La plupart du temps, maman se comporte comme quelqu'un d'un peu fêlé; elle parle toute seule à haute voix, et quand les nouvelles du Herald Tribune l'indignent, elle prend à témoin un certain Charlie – son interlocuteur invisible. Si elle se rend compte que ma soeur ou moi l'écoutons avec trop d'attention, elle change de langue et parle en anglais ou en allemand, certaine que nous n'insisterons pas; et si nous avons quelque chose à lui demander, en l'appelant en moyenne cinq bonnes fois, on a une chance de la voir suspendre un instant le cours de son discours pour nous répondre en personne normale, mais de façon à nous décourager de la déranger, trouvant à chaque fois pour préserver sa tranquillité des ressources de femme avisée.

Elle peut presque à loisir partir dans ses élucubrations, et en revenir pour donner des ordres à Reine, lui demander d'aller lui acheter ses cigarettes, ses journaux, ou même pour lui emprunter de l'argent; mais maman a du mal à revenir à la réalité quand aucun de ses menus plaisirs ne s'y trouve impliqué.

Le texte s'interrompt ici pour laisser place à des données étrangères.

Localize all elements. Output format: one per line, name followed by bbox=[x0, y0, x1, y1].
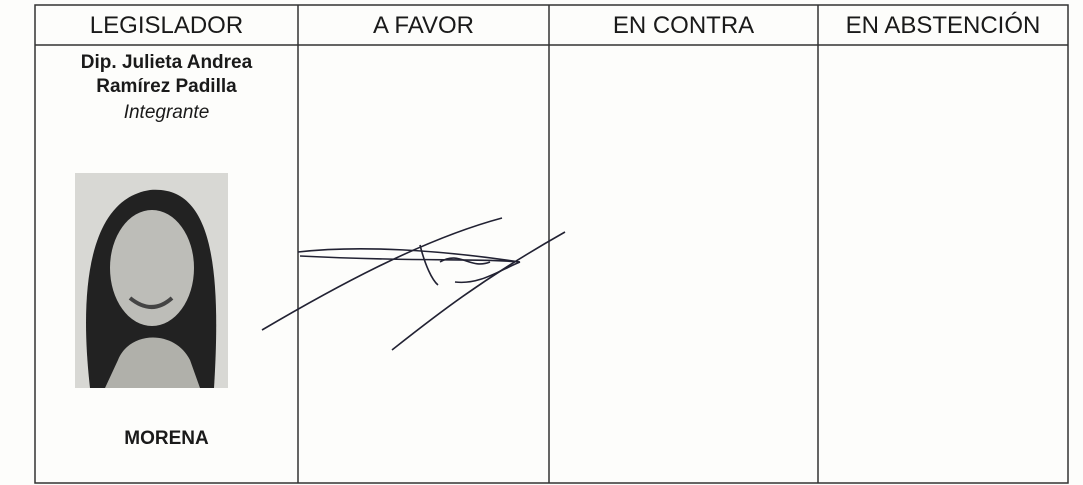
legislator-role: Integrante bbox=[123, 102, 210, 123]
photo bbox=[75, 173, 228, 388]
legislator-name: Ramírez Padilla bbox=[96, 76, 237, 97]
header-cell: EN CONTRA bbox=[612, 12, 755, 39]
legislator-party: MORENA bbox=[124, 428, 209, 449]
header-cell: A FAVOR bbox=[373, 12, 474, 39]
header-cell: LEGISLADOR bbox=[89, 12, 244, 39]
signature bbox=[261, 217, 566, 351]
legislator-name: Dip. Julieta Andrea bbox=[80, 52, 253, 73]
header-cell: EN ABSTENCIÓN bbox=[845, 12, 1041, 39]
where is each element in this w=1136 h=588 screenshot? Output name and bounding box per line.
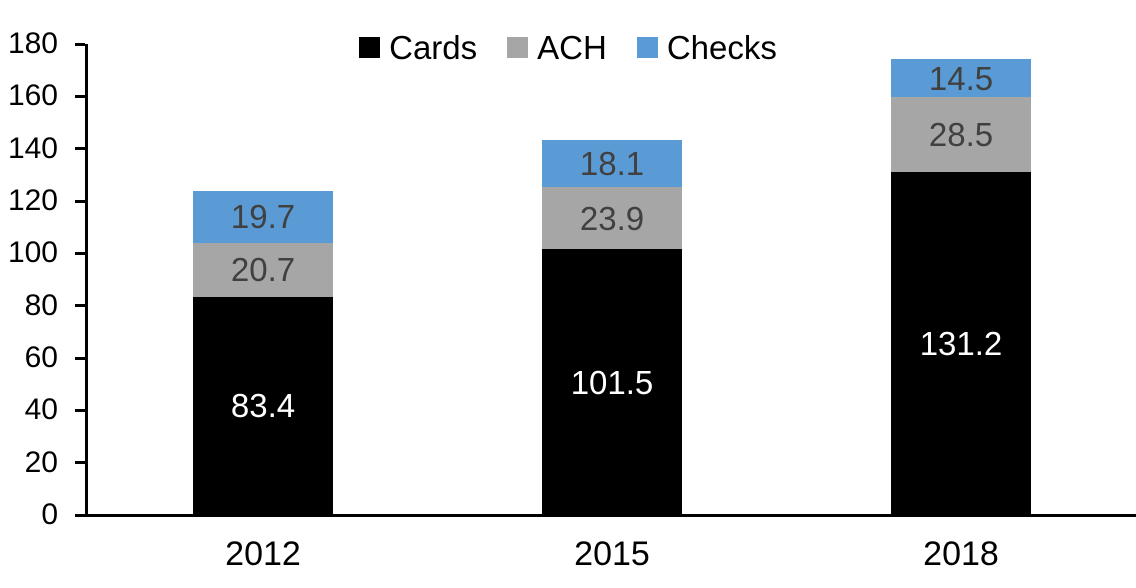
bar-2012: 83.4 20.7 19.7 <box>193 191 333 515</box>
segment-value-label: 23.9 <box>579 199 645 237</box>
legend-item-checks: Checks <box>636 28 777 66</box>
segment-value-label: 18.1 <box>579 144 645 182</box>
y-tick-label: 100 <box>7 236 58 269</box>
legend-item-cards: Cards <box>359 31 477 64</box>
bar-segment-checks: 19.7 <box>193 191 333 243</box>
y-tick-label: 40 <box>24 393 58 426</box>
x-axis-label-2012: 2012 <box>225 535 301 573</box>
bar-segment-cards: 131.2 <box>891 171 1031 515</box>
y-tick-label: 160 <box>7 79 58 112</box>
y-tick-label: 60 <box>24 341 58 374</box>
segment-value-label: 101.5 <box>570 363 654 401</box>
bar-2018: 131.2 28.5 14.5 <box>891 59 1031 515</box>
y-tick-mark <box>75 43 85 46</box>
x-axis-label-2018: 2018 <box>923 535 999 573</box>
legend-label: Cards <box>389 28 478 66</box>
plot-area: 83.4 20.7 19.7 101.5 23.9 18.1 131.2 28.5 14.5 <box>88 44 1136 515</box>
y-tick-label: 180 <box>7 27 58 60</box>
y-tick-mark <box>75 461 85 464</box>
y-tick-label: 120 <box>7 184 58 217</box>
bar-segment-ach: 23.9 <box>542 186 682 250</box>
y-tick-mark <box>75 147 85 150</box>
y-tick-label: 140 <box>7 132 58 165</box>
y-tick-label: 0 <box>41 498 58 531</box>
y-tick-mark <box>75 200 85 203</box>
segment-value-label: 19.7 <box>230 198 296 236</box>
legend-swatch-checks <box>636 36 658 58</box>
chart-legend: Cards ACH Checks <box>0 26 1136 68</box>
bar-segment-checks: 14.5 <box>891 59 1031 98</box>
y-tick-mark <box>75 409 85 412</box>
y-tick-label: 20 <box>24 446 58 479</box>
bar-segment-ach: 20.7 <box>193 242 333 297</box>
bar-segment-cards: 83.4 <box>193 296 333 515</box>
legend-label: ACH <box>537 28 607 66</box>
segment-value-label: 131.2 <box>919 324 1003 362</box>
segment-value-label: 14.5 <box>928 59 994 97</box>
legend-item-ach: ACH <box>507 31 607 64</box>
x-axis-line <box>85 514 1136 517</box>
bar-segment-cards: 101.5 <box>542 249 682 515</box>
segment-value-label: 83.4 <box>230 387 296 425</box>
y-tick-mark <box>75 95 85 98</box>
y-axis-line <box>85 44 88 517</box>
y-tick-mark <box>75 252 85 255</box>
y-tick-mark <box>75 304 85 307</box>
legend-swatch-ach <box>507 36 529 58</box>
bar-2015: 101.5 23.9 18.1 <box>542 139 682 515</box>
y-tick-label: 80 <box>24 289 58 322</box>
legend-label: Checks <box>666 28 777 66</box>
legend-swatch-cards <box>359 36 381 58</box>
x-axis-label-2015: 2015 <box>574 535 650 573</box>
segment-value-label: 28.5 <box>928 115 994 153</box>
bar-segment-checks: 18.1 <box>542 139 682 187</box>
bar-segment-ach: 28.5 <box>891 97 1031 172</box>
y-tick-mark <box>75 357 85 360</box>
segment-value-label: 20.7 <box>230 251 296 289</box>
y-tick-mark <box>75 514 85 517</box>
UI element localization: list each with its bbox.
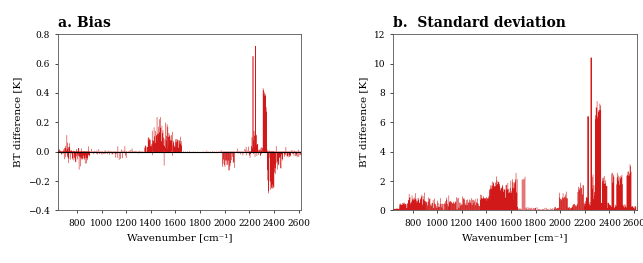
Text: b.  Standard deviation: b. Standard deviation [394, 16, 566, 30]
X-axis label: Wavenumber [cm⁻¹]: Wavenumber [cm⁻¹] [127, 233, 232, 242]
X-axis label: Wavenumber [cm⁻¹]: Wavenumber [cm⁻¹] [462, 233, 568, 242]
Y-axis label: BT difference [K]: BT difference [K] [359, 77, 368, 168]
Text: a. Bias: a. Bias [58, 16, 111, 30]
Y-axis label: BT difference [K]: BT difference [K] [13, 77, 22, 168]
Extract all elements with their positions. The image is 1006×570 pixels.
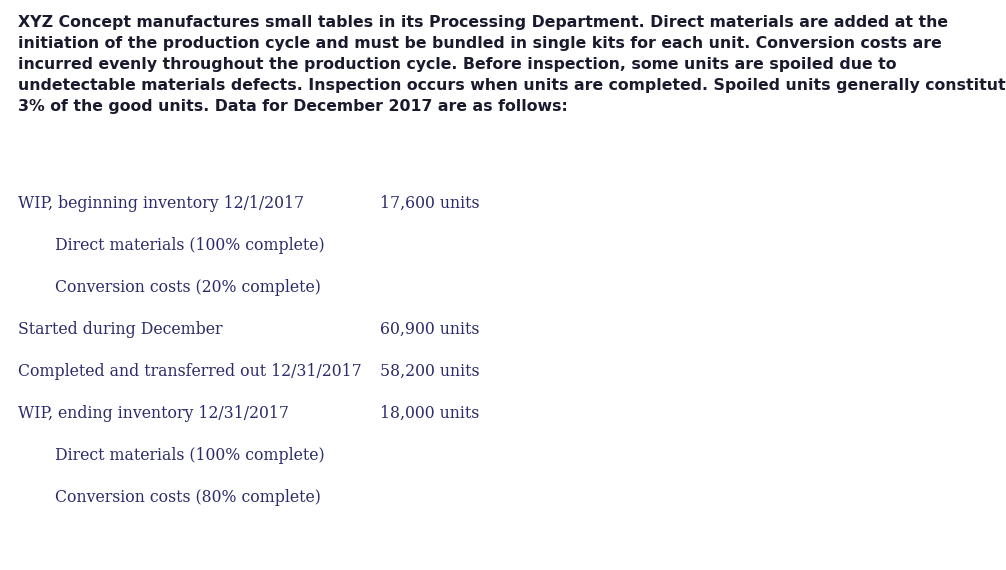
Text: XYZ Concept manufactures small tables in its Processing Department. Direct mater: XYZ Concept manufactures small tables in… <box>18 15 948 30</box>
Text: WIP, beginning inventory 12/1/2017: WIP, beginning inventory 12/1/2017 <box>18 195 304 212</box>
Text: 3% of the good units. Data for December 2017 are as follows:: 3% of the good units. Data for December … <box>18 99 567 114</box>
Text: initiation of the production cycle and must be bundled in single kits for each u: initiation of the production cycle and m… <box>18 36 942 51</box>
Text: 18,000 units: 18,000 units <box>380 405 479 422</box>
Text: Conversion costs (20% complete): Conversion costs (20% complete) <box>55 279 321 296</box>
Text: Direct materials (100% complete): Direct materials (100% complete) <box>55 237 325 254</box>
Text: undetectable materials defects. Inspection occurs when units are completed. Spoi: undetectable materials defects. Inspecti… <box>18 78 1006 93</box>
Text: 60,900 units: 60,900 units <box>380 321 480 338</box>
Text: WIP, ending inventory 12/31/2017: WIP, ending inventory 12/31/2017 <box>18 405 289 422</box>
Text: Conversion costs (80% complete): Conversion costs (80% complete) <box>55 489 321 506</box>
Text: Started during December: Started during December <box>18 321 222 338</box>
Text: 58,200 units: 58,200 units <box>380 363 480 380</box>
Text: Completed and transferred out 12/31/2017: Completed and transferred out 12/31/2017 <box>18 363 362 380</box>
Text: incurred evenly throughout the production cycle. Before inspection, some units a: incurred evenly throughout the productio… <box>18 57 896 72</box>
Text: Direct materials (100% complete): Direct materials (100% complete) <box>55 447 325 464</box>
Text: 17,600 units: 17,600 units <box>380 195 480 212</box>
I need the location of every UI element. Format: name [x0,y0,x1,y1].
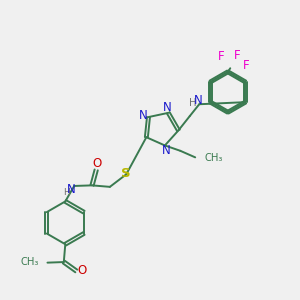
Text: N: N [163,101,172,114]
Text: O: O [77,265,86,278]
Text: N: N [194,94,203,106]
Text: F: F [218,50,225,64]
Text: N: N [162,144,171,157]
Text: S: S [122,167,131,180]
Text: H: H [189,98,196,108]
Text: H: H [63,188,70,197]
Text: O: O [92,158,101,170]
Text: CH₃: CH₃ [21,257,39,267]
Text: F: F [242,59,249,72]
Text: CH₃: CH₃ [204,153,223,163]
Text: N: N [67,183,75,196]
Text: F: F [233,49,240,62]
Text: N: N [139,110,148,122]
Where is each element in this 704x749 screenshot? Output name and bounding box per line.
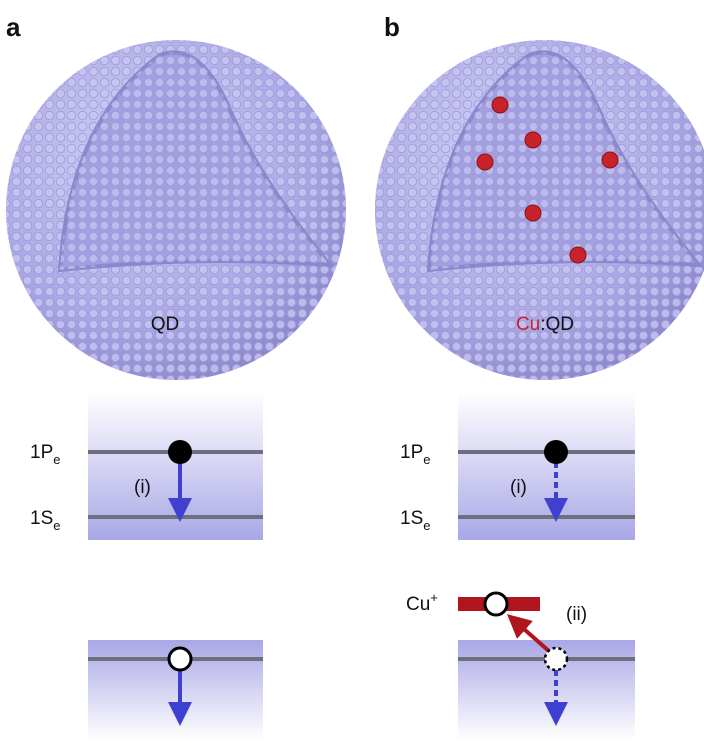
level-label: 1Se — [30, 508, 60, 533]
subscript: e — [53, 518, 60, 533]
level-text: 1S — [400, 508, 423, 529]
figure: a QD (i) 1Pe 1Se b Cu:QD (i) 1Pe 1Se — [0, 0, 704, 749]
electron — [544, 440, 568, 464]
sphere-label: Cu:QD — [516, 314, 574, 335]
level-label: Cu+ — [406, 590, 438, 615]
subscript: e — [423, 518, 430, 533]
level-text: 1P — [30, 442, 53, 463]
level-text: 1S — [30, 508, 53, 529]
transition-label: (i) — [510, 477, 527, 498]
panel-label: a — [6, 12, 21, 42]
superscript: + — [430, 590, 438, 605]
transition-label: (i) — [134, 477, 151, 498]
subscript: e — [423, 452, 430, 467]
subscript: e — [53, 452, 60, 467]
sphere-label: QD — [151, 314, 180, 335]
dopant-text: Cu — [516, 314, 540, 335]
hole — [545, 648, 567, 670]
panel-label: b — [384, 12, 400, 42]
level-text: Cu — [406, 594, 430, 615]
level-label: 1Pe — [30, 442, 60, 467]
transition-label: (ii) — [566, 604, 587, 625]
electron — [168, 440, 192, 464]
hole — [169, 648, 191, 670]
hole — [485, 593, 507, 615]
level-label: 1Se — [400, 508, 430, 533]
level-label: 1Pe — [400, 442, 430, 467]
sphere-text: :QD — [540, 314, 574, 335]
level-text: 1P — [400, 442, 423, 463]
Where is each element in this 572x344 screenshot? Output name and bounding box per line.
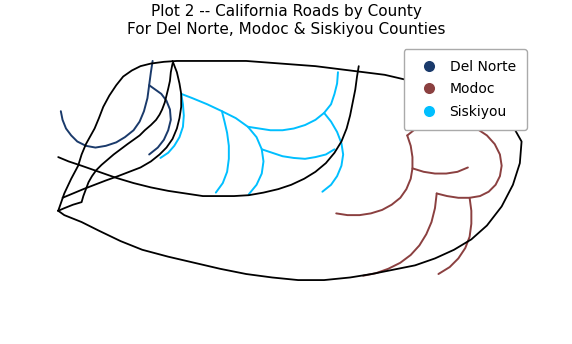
Title: Plot 2 -- California Roads by County
For Del Norte, Modoc & Siskiyou Counties: Plot 2 -- California Roads by County For… [127,4,445,36]
Legend: Del Norte, Modoc, Siskiyou: Del Norte, Modoc, Siskiyou [404,49,527,130]
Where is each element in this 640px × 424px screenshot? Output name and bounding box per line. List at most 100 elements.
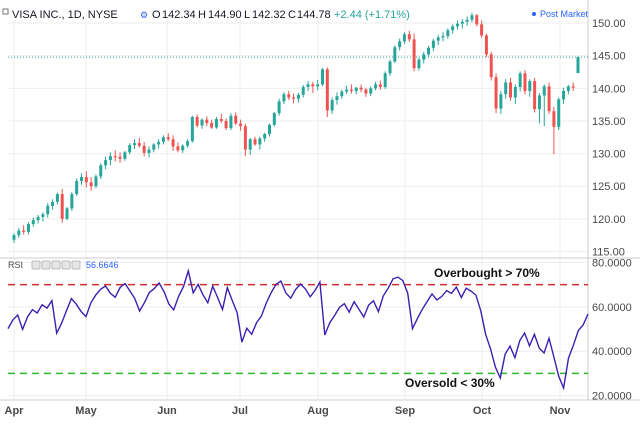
- candle: [364, 87, 368, 97]
- candle: [243, 123, 247, 157]
- candle-body: [509, 82, 513, 98]
- candle: [229, 113, 233, 131]
- candle-body: [263, 134, 267, 139]
- open-label: O: [152, 9, 161, 21]
- candle: [509, 77, 513, 101]
- high-label: H: [198, 9, 206, 21]
- candle: [234, 112, 238, 125]
- candle-body: [22, 230, 26, 232]
- candle: [378, 80, 382, 90]
- candle-body: [99, 165, 103, 177]
- candle: [263, 132, 267, 142]
- candle-body: [465, 19, 469, 22]
- candle-body: [161, 137, 165, 142]
- candle-body: [489, 54, 493, 78]
- candle: [330, 97, 334, 114]
- candle-body: [422, 54, 426, 60]
- candle-body: [55, 194, 59, 202]
- candle-body: [166, 137, 170, 140]
- candle-body: [157, 141, 161, 145]
- candle: [383, 71, 387, 89]
- candle-body: [306, 84, 310, 88]
- candle-body: [296, 94, 300, 99]
- candle-body: [576, 57, 580, 74]
- candle-body: [475, 15, 479, 25]
- candle-body: [195, 117, 199, 126]
- candle: [152, 143, 156, 153]
- candle: [465, 16, 469, 26]
- candle: [272, 111, 276, 127]
- candle: [321, 68, 325, 87]
- candle: [60, 188, 64, 223]
- candle: [181, 144, 185, 153]
- candle-body: [75, 180, 79, 195]
- candle-body: [190, 117, 194, 142]
- more-icon[interactable]: [61, 260, 71, 270]
- candle: [431, 38, 435, 52]
- candle: [70, 192, 74, 212]
- candle: [113, 150, 117, 162]
- candle-body: [504, 82, 508, 95]
- candle: [123, 150, 127, 161]
- candle: [301, 85, 305, 98]
- close-icon[interactable]: [51, 260, 61, 270]
- candle: [55, 192, 59, 205]
- chevron-down-icon[interactable]: [71, 260, 81, 270]
- rsi-levels: [8, 283, 588, 375]
- candle-body: [267, 124, 271, 134]
- candle-body: [210, 122, 214, 128]
- candle: [224, 118, 228, 131]
- candle: [195, 114, 199, 128]
- candle: [176, 142, 180, 153]
- candle-body: [36, 216, 40, 221]
- candle: [161, 135, 165, 145]
- candle: [296, 92, 300, 103]
- candle: [219, 113, 223, 123]
- settings-icon[interactable]: ⚙: [140, 10, 148, 20]
- candle-body: [200, 119, 204, 126]
- rsi-tick-label: 80.0000: [592, 257, 632, 269]
- candle: [504, 79, 508, 99]
- candle-body: [542, 86, 546, 96]
- rsi-label[interactable]: RSI: [8, 260, 23, 270]
- candle: [31, 217, 35, 227]
- candle: [137, 137, 141, 148]
- candle-body: [171, 139, 175, 147]
- post-market-label[interactable]: Post Market: [540, 9, 589, 19]
- candle-body: [484, 35, 488, 55]
- candle-body: [470, 15, 474, 20]
- candle-body: [108, 156, 112, 161]
- gear-icon[interactable]: [41, 260, 51, 270]
- candle: [147, 146, 151, 158]
- candle: [133, 139, 137, 150]
- candle-body: [383, 73, 387, 88]
- candle: [523, 70, 527, 95]
- candle-body: [84, 177, 88, 183]
- candle: [398, 38, 402, 51]
- candle-body: [494, 77, 498, 109]
- eye-icon[interactable]: [31, 260, 41, 270]
- price-tick-label: 145.00: [592, 51, 626, 63]
- candle-body: [528, 81, 532, 91]
- candle: [335, 92, 339, 105]
- candle: [552, 106, 556, 155]
- price-tick-label: 140.00: [592, 83, 626, 95]
- candle-body: [234, 115, 238, 124]
- candle: [537, 92, 541, 124]
- candle-body: [412, 39, 416, 69]
- candle: [17, 227, 21, 238]
- candle: [104, 156, 108, 170]
- candle: [108, 152, 112, 166]
- candle-body: [94, 176, 98, 187]
- candle: [369, 86, 373, 97]
- candle: [267, 123, 271, 137]
- candle: [142, 141, 146, 157]
- candle: [89, 177, 93, 191]
- collapse-icon[interactable]: [2, 8, 9, 15]
- candle-body: [340, 91, 344, 97]
- symbol-title[interactable]: VISA INC., 1D, NYSE: [12, 9, 118, 21]
- candle-body: [393, 47, 397, 62]
- rsi-axis: 80.0000 60.0000 40.0000 20.0000: [592, 257, 632, 402]
- price-tick-label: 115.00: [592, 246, 625, 258]
- candle-body: [557, 99, 561, 127]
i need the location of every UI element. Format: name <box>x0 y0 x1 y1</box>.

Depuis qu'elle est venue se réfugier chez sa mère après son divorce, maman n'a de contacts agréables, on dirait, qu'avec les personnes engagées à notre service et les commerçants – lesquels montrent plus de patience et d'indulgence que les personnes de notre famille, et s'amusent à la voir leur parler comme dans les livres de la comtesse de Ségur : « Tenez, brave homme », dit-elle en leur tendant un billet; et si je proteste : « Qu'est-ce que tu racontes, il est très content, n'est-ce pas, monsieur ? »

Quand le consul de Suisse est invité à dîner, on doit promettre de l'argent à notre mère pour qu'elle se tienne tranquille. « Elle est malheureusement irresponsable », dit sa mère, et nous deux, maintenant, comme des perroquets.

– Ce pays les a gâchées, soupire maman en contemplant son fume-cigarette. J'aurais mieux fait d'aller avec elles en Amérique.

Quoi qu'il en soit si nous voulons le jour de la kermesse échapper à la maman-souillon-des-années-cinquante, il nous faut miser sur la maman-star-des-années-trente-quarante. A prendre ou à laisser. Maman nous le signifie avec une violence étrange, implacable. Elle ne connaît pas d'autre rôle. Alors tant pis nous acceptons la terrible star des années passées.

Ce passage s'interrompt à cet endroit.